Nie mam pojęcia. Większość czasu spędzilismy w schroniskach. Ogólnie pisząc jest to spacerowy szlak. Dla dzieci, emerytów ( ponad 50 % spotkanych na szlaku z wyglądu było po 60 roku życia ) i osób w śrenim wieku. Zwykła sielanka.

Piotrek pisze:To jak widać był kolejkowy czwartek


Czwartek ? Panie, ja byłem w niedzielę.

Piotrek pisze:Masz Panie zajebistego zooma w tym aparacie.
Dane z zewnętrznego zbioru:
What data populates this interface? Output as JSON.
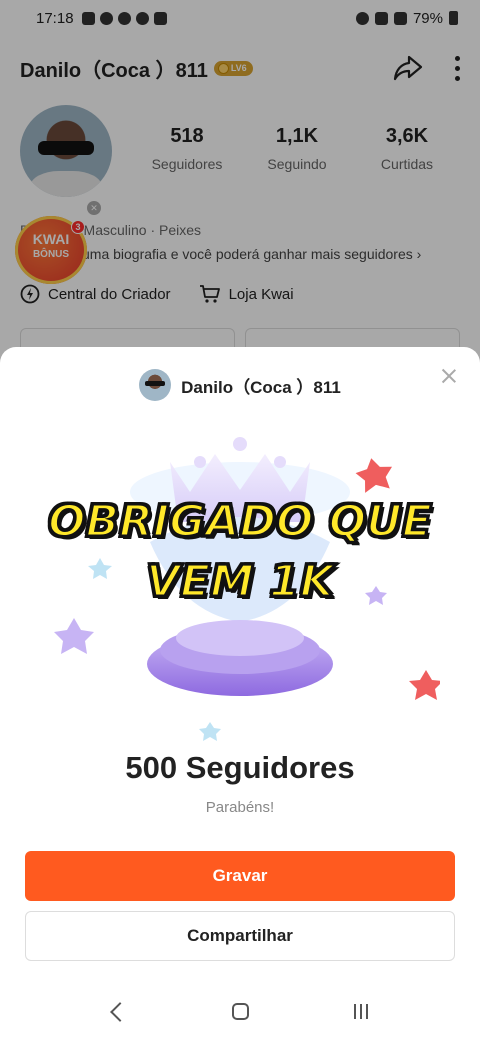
{
  "status_bar": {
    "time": "17:18",
    "battery": "79%"
  },
  "profile": {
    "name": "Danilo（Coca ）811",
    "level_badge": "LV6",
    "stats": [
      {
        "value": "518",
        "label": "Seguidores"
      },
      {
        "value": "1,1K",
        "label": "Seguindo"
      },
      {
        "value": "3,6K",
        "label": "Curtidas"
      }
    ],
    "meta": "D     ca811 · Masculino · Peixes",
    "bio": "uma biografia e você poderá ganhar mais seguidores",
    "bonus": {
      "line1": "KWAI",
      "line2": "BÔNUS",
      "count": "3"
    },
    "links": {
      "creator_center": "Central do Criador",
      "store": "Loja Kwai"
    }
  },
  "sheet": {
    "name": "Danilo（Coca ）811",
    "overlay_caption": [
      "OBRIGADO QUE",
      "VEM 1K"
    ],
    "milestone": "500 Seguidores",
    "congrats": "Parabéns!",
    "primary_button": "Gravar",
    "secondary_button": "Compartilhar"
  },
  "colors": {
    "accent": "#ff5a1f",
    "caption_fill": "#ffe82a",
    "caption_stroke": "#111111"
  },
  "icons": [
    "share-arrow-icon",
    "more-vert-icon",
    "lightning-icon",
    "cart-icon",
    "close-icon",
    "back-icon",
    "home-icon",
    "recents-icon"
  ]
}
Akurat tego dnia smogu nie pokonał. Nie to co 7 lutego na Giewoncie ...

: 2015-02-18, 08:52
autor: Mirek
Żyjecie,to znaczy że na Błatniej spozywaliście tylko płyny.Bo ich kuchnia smakowo przypomina mi o takiej Lukrecji Borgii ,czy jakoś tak się ta italska trucicielka nazywała. :haha

: 2015-02-18, 09:00
autor: Dobromił
Nie tylko. Ja jadłem ichniejsze produkty. Podejrzewam, że te złe zjedli poprzednicy.

: 2015-02-18, 09:53
autor: Mirek
Dobromił pisze:Nie tylko. Ja jadłem ichniejsze produkty. Podejrzewam, że te złe zjedli poprzednicy.
Albo wypierdolili poprzedniego kucharza na zbity pysk. :haha Chciałem napisać wydupcyli ale może to źle się kojarzyć. :haha

: 2015-02-18, 10:34
autor: AniaP
Albo wypierdolili poprzedniego kucharza na zbity pysk. :haha


Wyrażaj się chamski człowieku :D
A propos, ponoć tam kiedyś dobre jadło było.
P.S. Piękna wycieczka, piękne widoki, też tak miałam pięknie.

: 2015-02-18, 10:37
autor: Dobromił
AniaP pisze:ponoć tam kiedyś dobre jadło było.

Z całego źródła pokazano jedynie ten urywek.